# Lesson 9

Using Tables for Conditional Probability

- Let’s use tables to estimate conditional probabilities.

### Problem 1

A tour company makes trips to see dolphins in the morning and in the afternoon. The two-way table summarizes whether or not customers saw dolphins on a total of 40 different trips.

morning | afternoon | |
---|---|---|

dolphins | 19 | 14 |

no dolphins | 3 | 4 |

- If a trip is selected at random, what is the probability that customers did not see dolphins on that trip?
- If a trip is selected at random, what is the probability that customers did not see dolphins under the condition that the trip was in the morning?
- Are the events of seeing dolphins and the time of the trip (morning or afternoon) dependent or independent events? Explain your reasoning.

### Problem 2

Noah is unsure whether the coin and number cube he has are fair. He flips the coin then rolls the number cube and records the result. He does this a total of 50 times. The results are summarized in the table.

one | two | three | four | five | six | |
---|---|---|---|---|---|---|

heads | 5 | 3 | 5 | 3 | 5 | 6 |

tails | 3 | 4 | 5 | 2 | 6 | 3 |

- Create a two-way table that displays the probability for each outcome based on Noah’s tests.
- If one of Noah’s 50 results is selected at random, what is the probability that the coin was heads?
- If one of Noah’s 50 results is selected at random, what is the probability that the number cube was 5?

### Problem 3

A student surveys 30 people as part of a project for a statistics class. Here are the survey questions.

- Are you left-handed or right-handed?
- Are you left-eye dominant or right-eye dominant?

The results of the survey are summarized in the two-way table.

right-eye dominant | left-eye dominant | |
---|---|---|

right-handed | 14 | 11 |

left-handed | 3 | 2 |

What is the probability that a person from the survey chosen at random is right-handed under the condition that they are right-eye dominant?

\(\frac{25}{30}\)

\(\frac{14}{30}\)

\(\frac{14}{25}\)

\(\frac{14}{17}\)

### Problem 4

Priya flips a fair coin and then rolls a standard number cube. What is the probability that she rolled a 3 under the condition that she flipped heads?

\(\frac{1}{2}\)

\(\frac{1}{6}\)

\(\frac{1}{12}\)

\(\frac{3}{12}\)

### Problem 5

Andre flips one fair coin and then flips another fair coin.
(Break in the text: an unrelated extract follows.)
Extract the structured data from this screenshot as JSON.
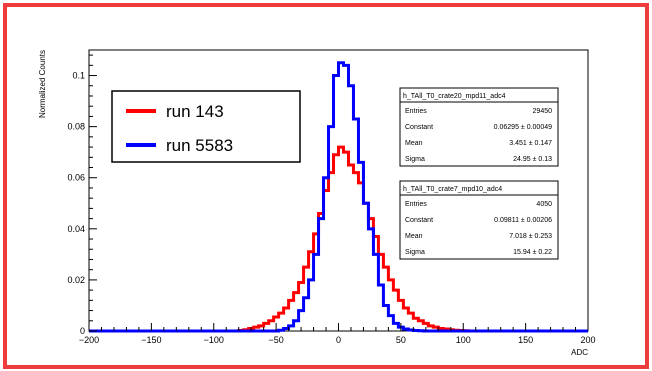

- What is the probability that he gets heads on both coins?
- What is the probability that he gets heads on the second coin under the condition that the first flip is heads?
- What is the probability that the second flip is not heads?
- What is the probability that the first flip is heads and the second flip is not heads?

### Problem 6

Han randomly selects a card from a standard deck of cards. He places it on his desk and then Jada randomly selects a card from the remaining cards in the same deck.

- What is the probability that Han selects a card that has diamonds on it?
- What is the probability that Jada selects a card that has diamonds on it?
- What is the probability that Han selects a card that has diamonds on it and that Jada selects a card that has diamonds on it?
- Are the events of Han and Jada randomly selecting a card dependent or independent? Explain your reasoning.

### Problem 7

An agriculturist takes 50 samples of soil and measures the levels of two nutrients, nitrogen and phosphorus. In 46% of the samples the nitrogen levels are low and in 28% of the samples the phosphorus levels are low. In 10% of the samples both the nitrogen and the phosphorus levels are low. What percentage of the samples have nitrogen levels or phosphorus levels that are low?

### Problem 8

Select **all** of the situations that have a 50% chance of occurring.

Rolling a standard number cube and getting a 3.

Flipping two fair coins and getting heads on exactly one of the flips.

Picking a letter at random from the word SEED and getting an E.

Picking a letter at random from the word ORCHID and getting a vowel.

Getting the answer correct when guessing randomly on a true or false question.

### Problem 9

A solid has volume 6 cubic units and surface area 14 square units. The solid is dilated, and the image has surface area 224 square units. What is the volume of the image?